HI
I some how, figure out the manual to reproduce the same plots for my data.
I'm working with non-model organism it doesn't have a annotation information or package for GO/KEGG analysis.
I had ~4 experimental setup, after edgeR analysis based on the padjustvalue lessthan 0.05 I chosen significantly expressed differential genes include both Up/Down regulated genes.
I chosen, zebrafish annotation for my data, performed Gene Set enrichment analysis works very well.
While KEGG enrichment step I'm getting "no term enriched under specific pvalueCutoff..."
any sugesstions ? In this case, how do I get KEGG annotation?
> library(org.Dr.eg.db)
> kegg_organism = "dre"
> kk2 <- gseKEGG(geneList = KGgenelist, organism = "dre", nPerm = 10000, minGSSize = 3,maxGSSize = 800,pAdjustMethod = "none",keyType =
> "ncbi-geneid")
> preparing geneSet collections...
> GSEA analysis...
> no term enriched under specific pvalueCutoff...
> Warning messages:
> 1: In .GSEA(geneList = geneList, exponent = exponent, minGSSize = minGSSize, :
> We do not recommend using nPerm parameter incurrent and future releases
> 2: In fgsea(pathways = geneSets, stats = geneList, nperm = nPerm, minSize = minGSSize, :
> You are trying to run fgseaSimple. It is recommended to use fgseaMultilevel. To run fgseaMultilevel, you need to remove the nperm
> argument in the fgsea function call.
When I run with gene-list(pvalueCutoff 0.05), this how I'm getting output.
And what happens when using
pvalueCutoff = 1
(thus what I suggested above)?In addition, likely the culprit ; your input list seems NOT to be suitable for a GSEA analysis! For that you need to use as input a metric (e.g. t-value of signed log(p-value) for ALL genes analyzed, not a subset! You used as input only 157 genes!

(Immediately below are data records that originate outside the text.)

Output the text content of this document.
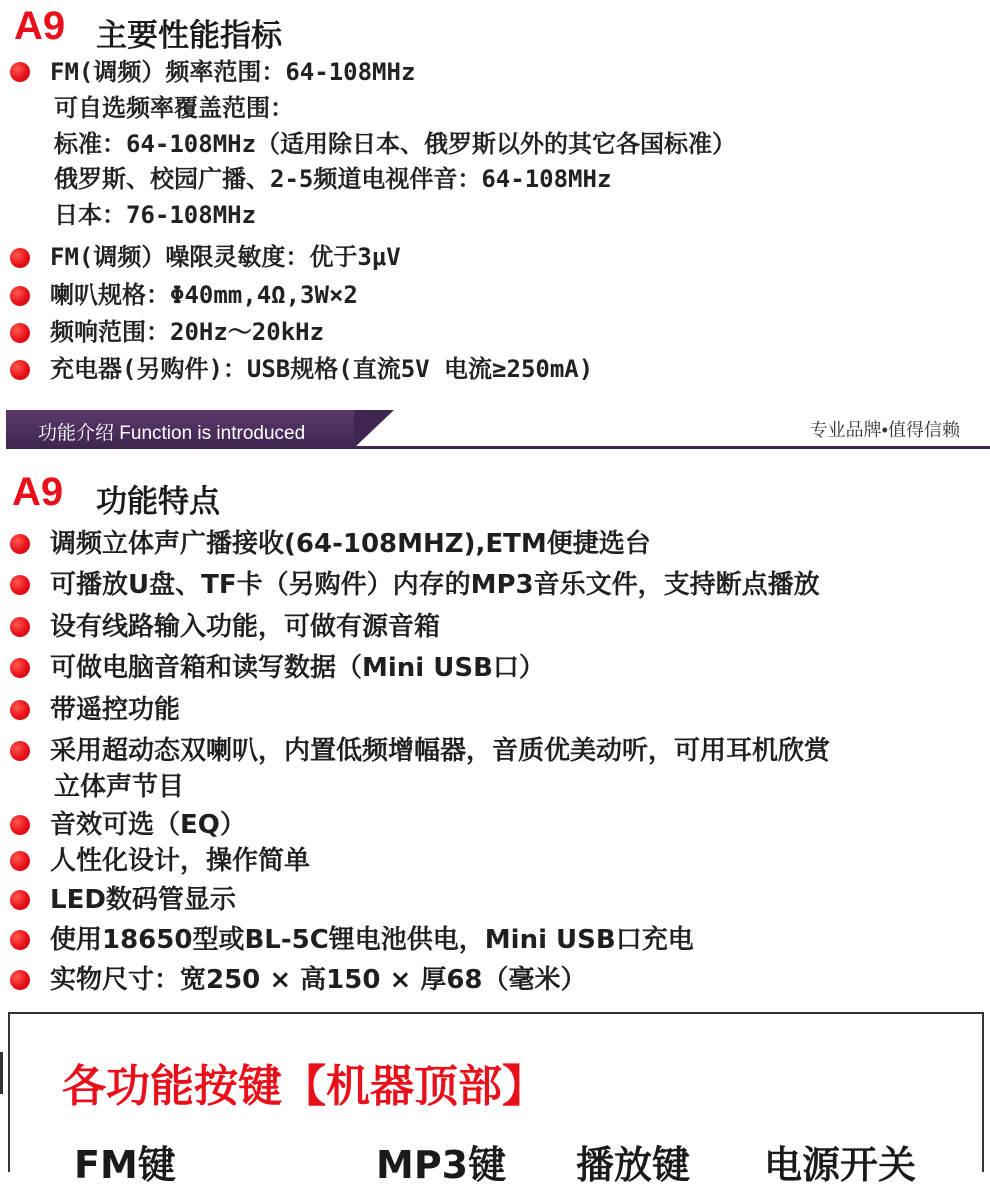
A9 主要性能指标
FM(调频）频率范围：64-108MHz
可自选频率覆盖范围：
标准：64-108MHz（适用除日本、俄罗斯以外的其它各国标准）
俄罗斯、校园广播、2-5频道电视伴音：64-108MHz
日本：76-108MHz
FM(调频）噪限灵敏度：优于3μV
喇叭规格：Φ40mm,4Ω,3W×2
频响范围：20Hz～20kHz
充电器(另购件)：USB规格(直流5V 电流≥250mA)
功能介绍 Function is introduced	专业品牌•值得信赖
A9 功能特点
调频立体声广播接收(64-108MHZ),ETM便捷选台
可播放U盘、TF卡（另购件）内存的MP3音乐文件，支持断点播放
设有线路输入功能，可做有源音箱
可做电脑音箱和读写数据（Mini USB口）
带遥控功能
采用超动态双喇叭，内置低频增幅器，音质优美动听，可用耳机欣赏
立体声节目
音效可选（EQ）
人性化设计，操作简单
LED数码管显示
使用18650型或BL-5C锂电池供电，Mini USB口充电
实物尺寸：宽250 × 高150 × 厚68（毫米）
各功能按键【机器顶部】
FM键	MP3键 播放键 电源开关
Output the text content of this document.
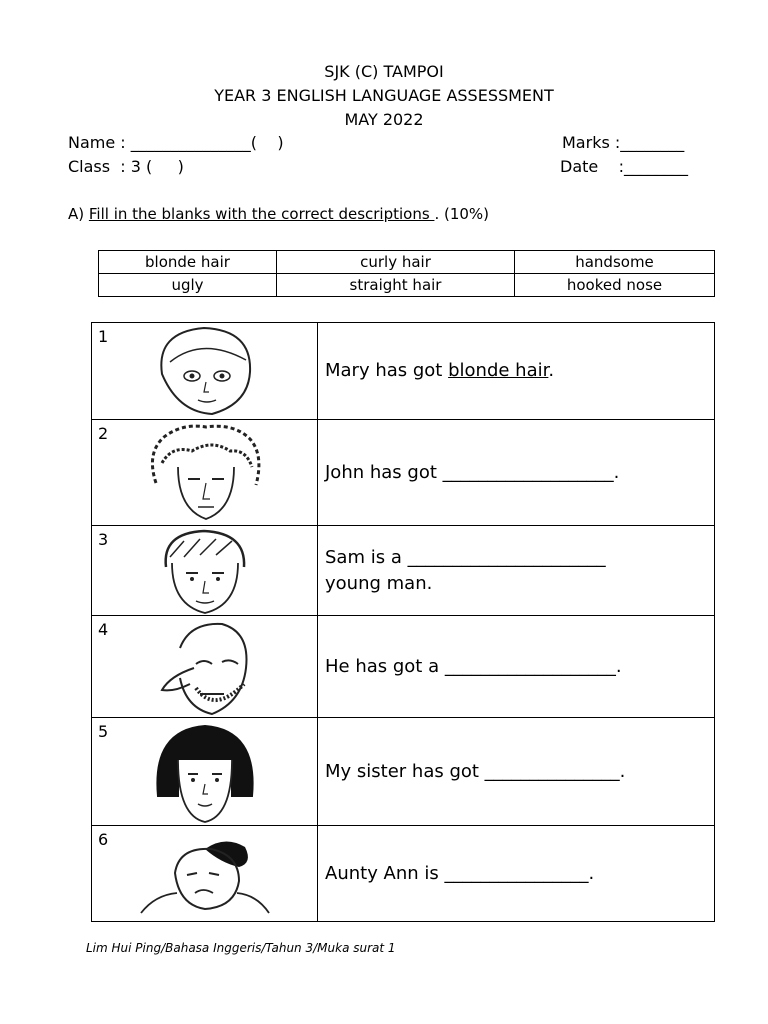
SJK (C) TAMPOI
YEAR 3 ENGLISH LANGUAGE ASSESSMENT
MAY 2022
Name : _______________(    )
Class  : 3 (     )
Marks :________
Date    :________
A) Fill in the blanks with the correct descriptions . (10%)
blonde hair	curly hair	handsome
ugly	straight hair	hooked nose
1	Mary has got blonde hair.

2	John has got ___________________.

3	Sam is a ______________________
young man.

4	He has got a ___________________.

5	My sister has got _______________.

6	Aunty Ann is ________________.
Lim Hui Ping/Bahasa Inggeris/Tahun 3/Muka surat 1
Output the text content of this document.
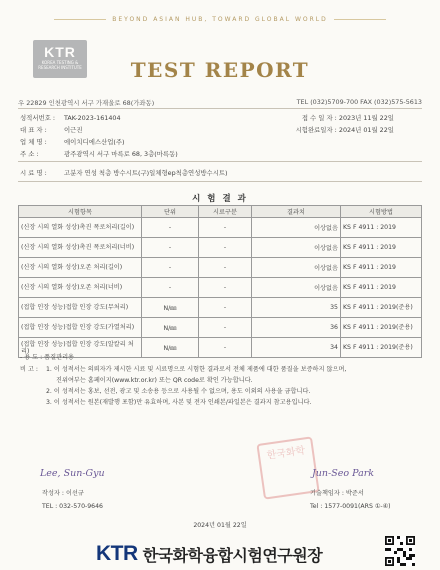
BEYOND ASIAN HUB, TOWARD GLOBAL WORLD
KTR
KOREA TESTING & RESEARCH INSTITUTE	TEST REPORT
우 22829 인천광역시 서구 가재울로 68(가좌동)	TEL (032)5709-700 FAX (032)575-5613
성적서번호 : TAK-2023-161404	접 수 일 자 : 2023년 11월 22일
대 표 자 :	이근진	시험완료일자 : 2024년 01월 22일
업 체 명 :	에이치디에스산업(주)
주 소 :	광주광역시 서구 마륵로 68, 3층(마륵동)
시 료 명 :	고분자 연성 척층 방수시트(구)일체형ep척층연성방수시트)
시 험 결 과
시험항목	단위	시료구분	결과치	시험방법
(신장 시의 열화 성상)촉진 폭로처리(길이)	-	-	이상없음	KS F 4911 : 2019
(신장 시의 열화 성상)촉진 폭로처리(너비)	-	-	이상없음	KS F 4911 : 2019
(신장 시의 열화 성상)오존 처리(길이)	-	-	이상없음	KS F 4911 : 2019
(신장 시의 열화 성상)오존 처리(너비)	-	-	이상없음	KS F 4911 : 2019
(접합 인장 성능)접합 인장 강도(무처리)	N/㎜	-	35	KS F 4911 : 2019(준용)
(접합 인장 성능)접합 인장 강도(가열처리)	N/㎜	-	36	KS F 4911 : 2019(준용)
(접합 인장 성능)접합 인장 강도(알칼리 처리)	N/㎜	-	34	KS F 4911 : 2019(준용)
- 용 도 : 품질관리용
비 고 : 1. 이 성적서는 의뢰자가 제시한 시료 및 시료명으로 시험한 결과로서 전체 제품에 대한 품질을 보증하지 않으며,
진위여부는 홈페이지(www.ktr.or.kr) 또는 QR code로 확인 가능합니다.
2. 이 성적서는 홍보, 선전, 광고 및 소송용 등으로 사용될 수 없으며, 용도 이외의 사용을 금합니다.
3. 이 성적서는 원본(재발행 포함)만 유효하며, 사본 및 전자 인쇄본/파일본은 결과지 참고용입니다.
한국화학
Lee, Sun-Gyu
작성자 : 이선규
TEL : 032-570-9646
Jun-Seo Park
기술책임자 : 박준서
Tel : 1577-0091(ARS ①-④)
2024년 01월 22일
KTR 한국화학융합시험연구원장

An over-representation analysis should rather be used when selecting a subsets of analyzed genes!
It works with pvalueCutoff = 1. Thanks. Could you explain me clearly, I'm new to R, I could'nt understand what you're saying, Please.
If it works without filtering on significance (thus by setting
pvalueCutoff = 1
) this basically tells you that from a coding point of view you did things OK.Next question is of course whether the results make sense. You are responsible for both things. Apparently you are struggling with the basics of the various methodologies. I would recommend you dive into the literature the fill that knowledge gap. Some suggestions: https://journals.plos.org/ploscompbiol/article?id=10.1371/journal.pcbi.1002375 (the differences between ORA and FCS (=GSEA)) are highlighted). https://www.pathwaycommons.org/guide/primers/data_analysis/gsea/ (nice primer into GSEA)
Also: the people at the Broad Institute (who were the first to publish on GSEA) implicitly recommend very limiting filtering of a transcriptomics dataset before running GSEA, hence my comment.
For the First sample, I generated some good plots make sense. For the second sample, I tried the same steps for Gene set enrichment analysis(gseGO) works fine.
For gseKEGG analysis It shows "no term enriched under specific pvalueCutoff" (with pvalueCutoff 1) and I'm not getting any results. How do I plot this data ?
Suggestions please.
Well, there is nothing to plot...!
Reason for this is that you only used 30 genes as input!! First of all, and as said before, you should not use a subset of genes for GSEA analysis!
Also note that of these 30 input genes, only 9 are annotated to a KEGG pathway!! And max 2 of these 9 genes are in the same pathway. Since you set
minGSSize = 3
, no gene set (pathway) was included in the analysis... and since there are no pathways to analyze, there won't be any result!If you set
minGSSize = 1
you will get results...The one and only positive aspect of such an analysis is that its shows your code is working, but other than that.... ????
Thanks for the nice explanation, I'm doing analysis only for significantly selected expressed genes below the 0.05 cutoff value. To understand genes role in pathways.
HI, I had around 100 Genes start with LOC* prefix, they don't have any orthologs. I searched in NCBI to find out the gene-id's information and further I try to convert them to ensemble using bitr function and further I perform groupGO & gseKEGG shows error. Do I have to neglect these genes ?
Kevin, please, you have already asked this question on Biostars: https://www.biostars.org/p/448859/
Always mention the other web-sites where you have asked questions.
Nothing passes this threshold, so, nothing can be plot. You will have to go back a few steps in your analysis to determine why there may be nothing passing the 0.05 threshold. Thanks! Guido has already answered the main question.